Much detailed focus on 'simulating natural systems' taught through examples. Lots of examples that relate to elementary physics. I think it could do with some more pure exposition on e.g. developing classes, and the event model in Processing. There are concepts around extensibility that are strangely implicit and you have to figure out by looking at Java, which I think kind of spoils the point. Great resource though!
Absolute delight to learning from this book. If you know about processing and oops(just read learning processing by same author) you can start this book. It teaches how to simulate phenomenon you see in nature in a great fun and clear way using processing. You can see YouTube video on the coding train.
Great book. It summarizes the concepts of nature, movement and physic laws from our world to code in a very explanatory and intuitive way. It's a must have book to understand how to program in real world, so it's good for math, physics, games and experimentations.
Very well written, fun book covering a range of interesting topics.
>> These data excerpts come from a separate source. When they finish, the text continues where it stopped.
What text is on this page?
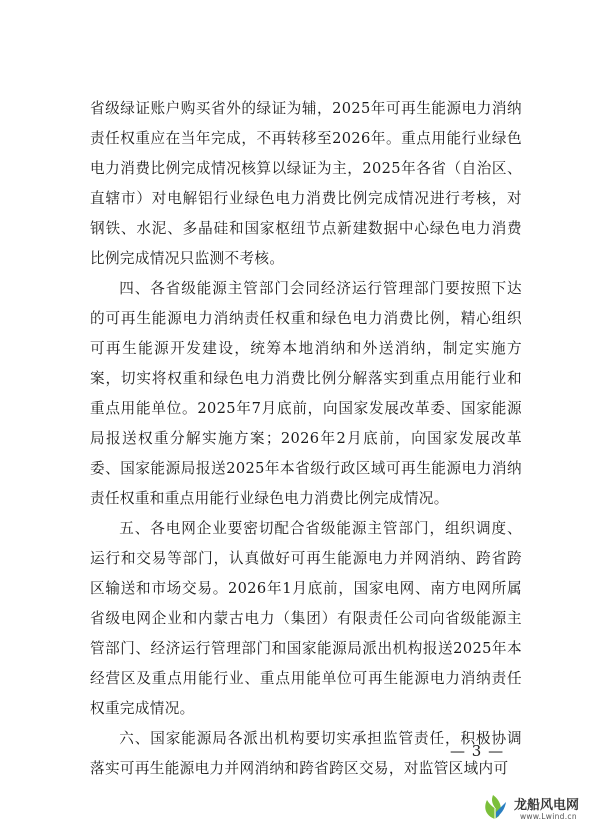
省级绿证账户购买省外的绿证为辅，2025年可再生能源电力消纳责任权重应在当年完成，不再转移至2026年。重点用能行业绿色电力消费比例完成情况核算以绿证为主，2025年各省（自治区、直辖市）对电解铝行业绿色电力消费比例完成情况进行考核，对钢铁、水泥、多晶硅和国家枢纽节点新建数据中心绿色电力消费比例完成情况只监测不考核。

四、各省级能源主管部门会同经济运行管理部门要按照下达的可再生能源电力消纳责任权重和绿色电力消费比例，精心组织可再生能源开发建设，统筹本地消纳和外送消纳，制定实施方案，切实将权重和绿色电力消费比例分解落实到重点用能行业和重点用能单位。2025年7月底前，向国家发展改革委、国家能源局报送权重分解实施方案；2026年2月底前，向国家发展改革委、国家能源局报送2025年本省级行政区域可再生能源电力消纳责任权重和重点用能行业绿色电力消费比例完成情况。

五、各电网企业要密切配合省级能源主管部门，组织调度、运行和交易等部门，认真做好可再生能源电力并网消纳、跨省跨区输送和市场交易。2026年1月底前，国家电网、南方电网所属省级电网企业和内蒙古电力（集团）有限责任公司向省级能源主管部门、经济运行管理部门和国家能源局派出机构报送2025年本经营区及重点用能行业、重点用能单位可再生能源电力消纳责任权重完成情况。

六、国家能源局各派出机构要切实承担监管责任，积极协调落实可再生能源电力并网消纳和跨省跨区交易，对监管区域内可

— 3 —
龙船风电网
www.Lwind.cn
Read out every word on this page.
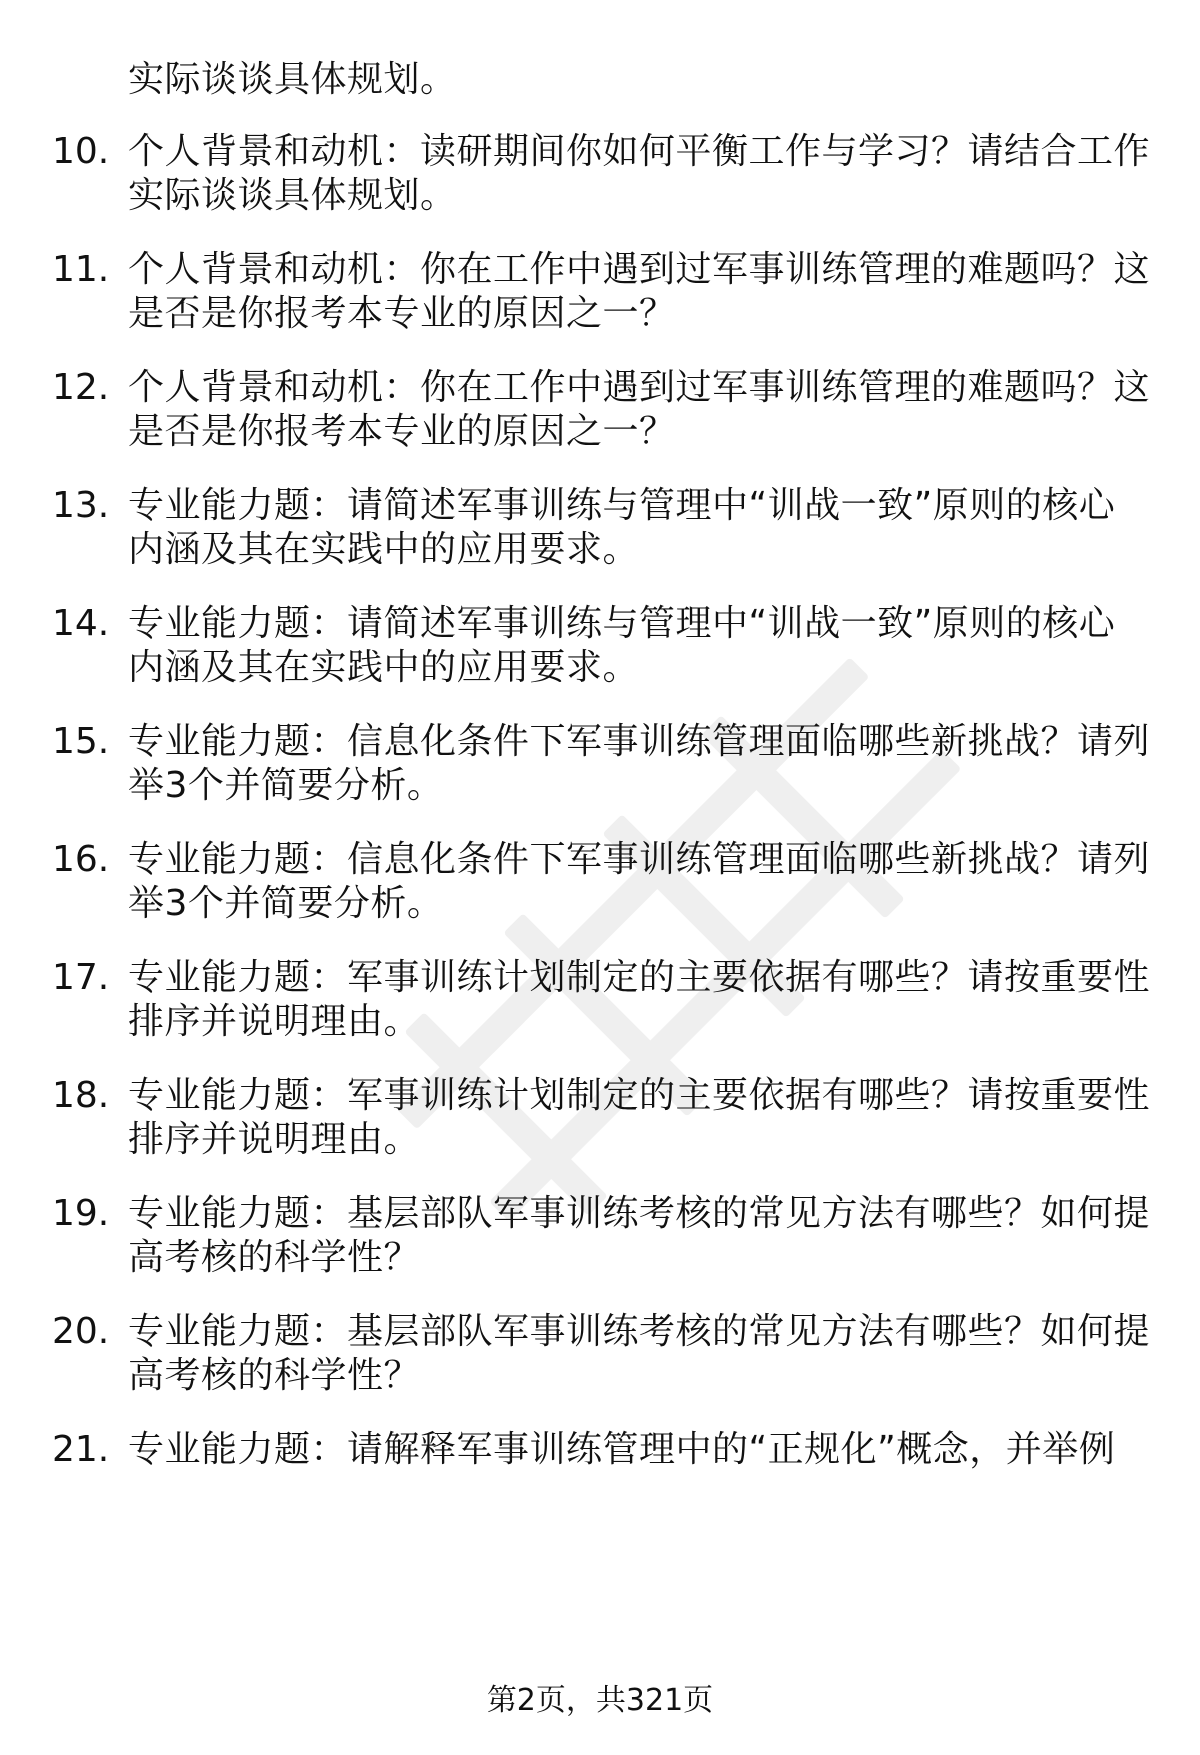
实际谈谈具体规划。
10. 个人背景和动机：读研期间你如何平衡工作与学习？请结合工作
实际谈谈具体规划。
11. 个人背景和动机：你在工作中遇到过军事训练管理的难题吗？这
是否是你报考本专业的原因之一？
12. 个人背景和动机：你在工作中遇到过军事训练管理的难题吗？这
是否是你报考本专业的原因之一？
13. 专业能力题：请简述军事训练与管理中“训战一致”原则的核心
内涵及其在实践中的应用要求。
14. 专业能力题：请简述军事训练与管理中“训战一致”原则的核心
内涵及其在实践中的应用要求。
15. 专业能力题：信息化条件下军事训练管理面临哪些新挑战？请列
举3个并简要分析。
16. 专业能力题：信息化条件下军事训练管理面临哪些新挑战？请列
举3个并简要分析。
17. 专业能力题：军事训练计划制定的主要依据有哪些？请按重要性
排序并说明理由。
18. 专业能力题：军事训练计划制定的主要依据有哪些？请按重要性
排序并说明理由。
19. 专业能力题：基层部队军事训练考核的常见方法有哪些？如何提
高考核的科学性？
20. 专业能力题：基层部队军事训练考核的常见方法有哪些？如何提
高考核的科学性？
21. 专业能力题：请解释军事训练管理中的“正规化”概念，并举例
第2页，共321页
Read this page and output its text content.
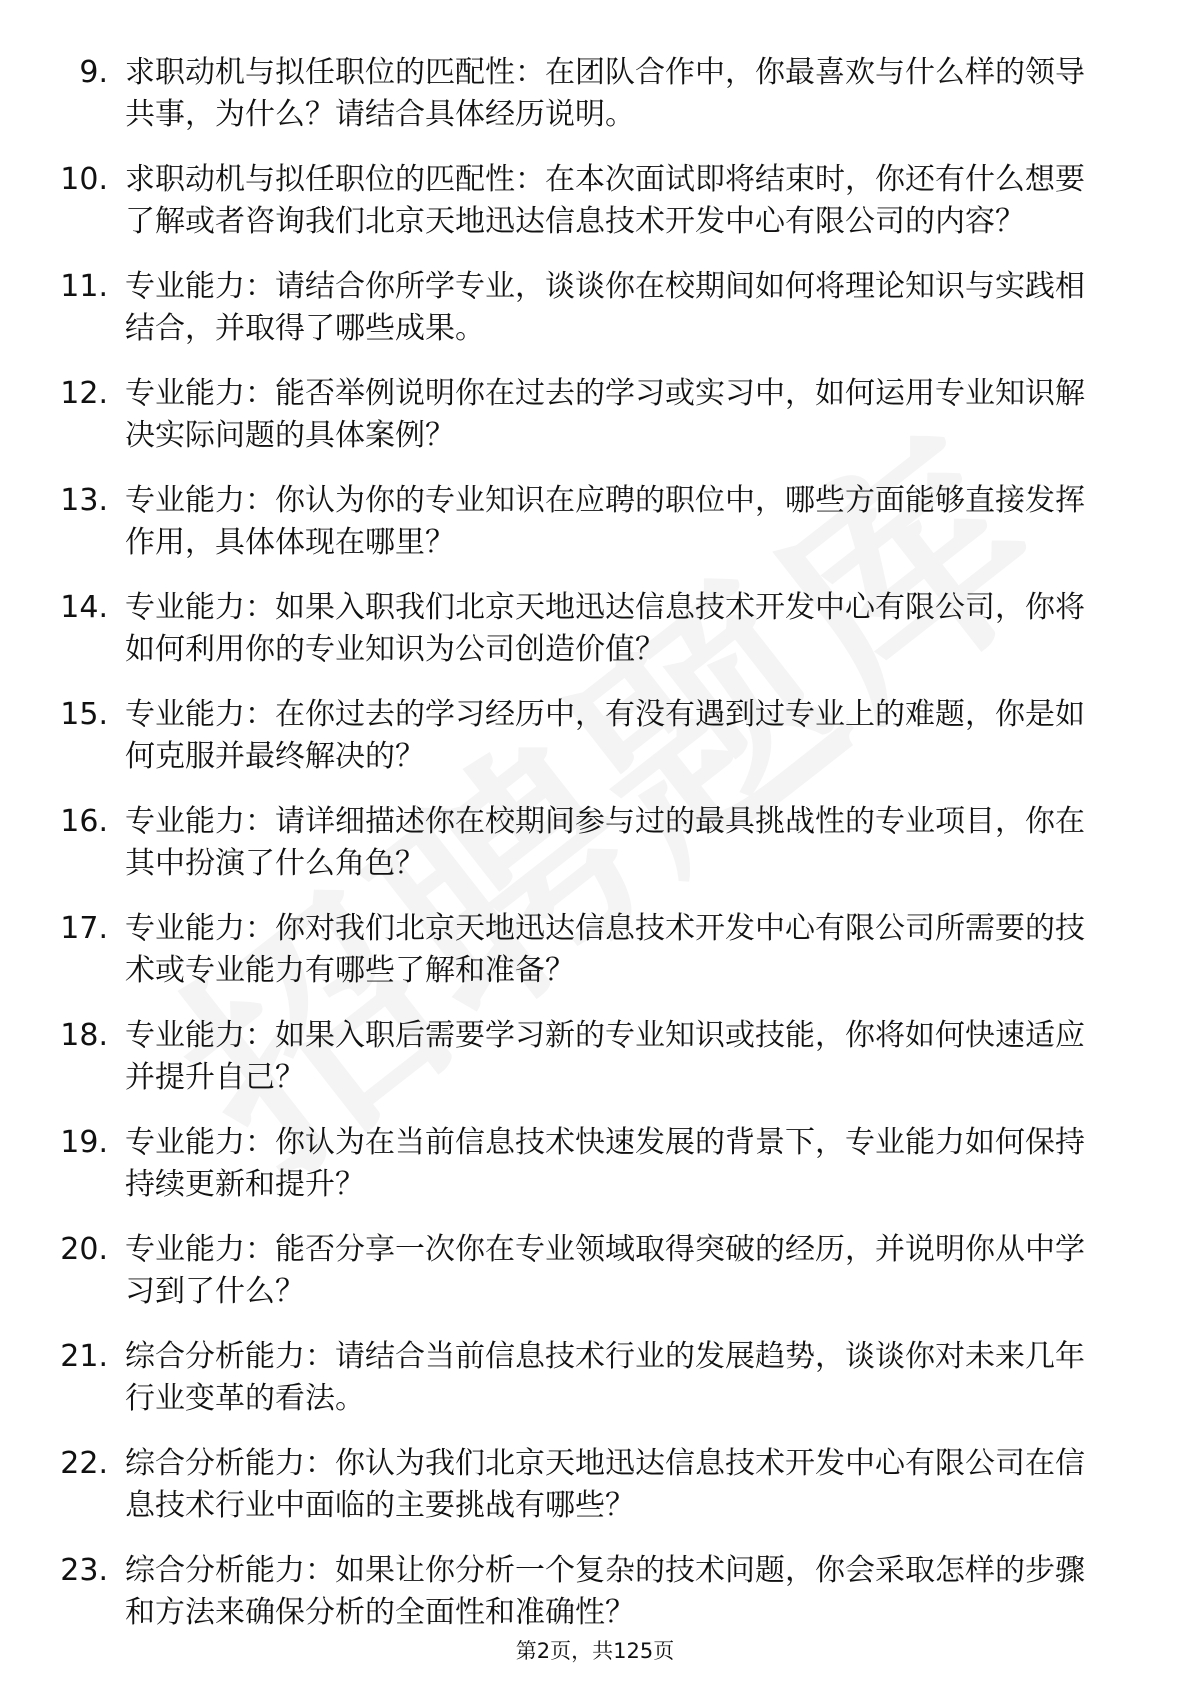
9. 求职动机与拟任职位的匹配性：在团队合作中，你最喜欢与什么样的领导共事，为什么？请结合具体经历说明。
10. 求职动机与拟任职位的匹配性：在本次面试即将结束时，你还有什么想要了解或者咨询我们北京天地迅达信息技术开发中心有限公司的内容？
11. 专业能力：请结合你所学专业，谈谈你在校期间如何将理论知识与实践相结合，并取得了哪些成果。
12. 专业能力：能否举例说明你在过去的学习或实习中，如何运用专业知识解决实际问题的具体案例？
13. 专业能力：你认为你的专业知识在应聘的职位中，哪些方面能够直接发挥作用，具体体现在哪里？
14. 专业能力：如果入职我们北京天地迅达信息技术开发中心有限公司，你将如何利用你的专业知识为公司创造价值？
15. 专业能力：在你过去的学习经历中，有没有遇到过专业上的难题，你是如何克服并最终解决的？
16. 专业能力：请详细描述你在校期间参与过的最具挑战性的专业项目，你在其中扮演了什么角色？
17. 专业能力：你对我们北京天地迅达信息技术开发中心有限公司所需要的技术或专业能力有哪些了解和准备？
18. 专业能力：如果入职后需要学习新的专业知识或技能，你将如何快速适应并提升自己？
19. 专业能力：你认为在当前信息技术快速发展的背景下，专业能力如何保持持续更新和提升？
20. 专业能力：能否分享一次你在专业领域取得突破的经历，并说明你从中学习到了什么？
21. 综合分析能力：请结合当前信息技术行业的发展趋势，谈谈你对未来几年行业变革的看法。
22. 综合分析能力：你认为我们北京天地迅达信息技术开发中心有限公司在信息技术行业中面临的主要挑战有哪些？
23. 综合分析能力：如果让你分析一个复杂的技术问题，你会采取怎样的步骤和方法来确保分析的全面性和准确性？
第2页，共125页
Not overly technical, reads like a relaxing novel. Chapters are well structured and can be even read separately. Recommended for everyone from data scientist to game developer.
La parte relativa agli algoritmi genetici e agli automi cellulari è meravigliosa, non posso che consigliare la lettura di questo libro a chi si interessa veramente al mondo della programmazione.
amazing book on sw development. goes deep with many interesting topics and aspects covered through-out. if you want to re-discover all. this is a fascinating book.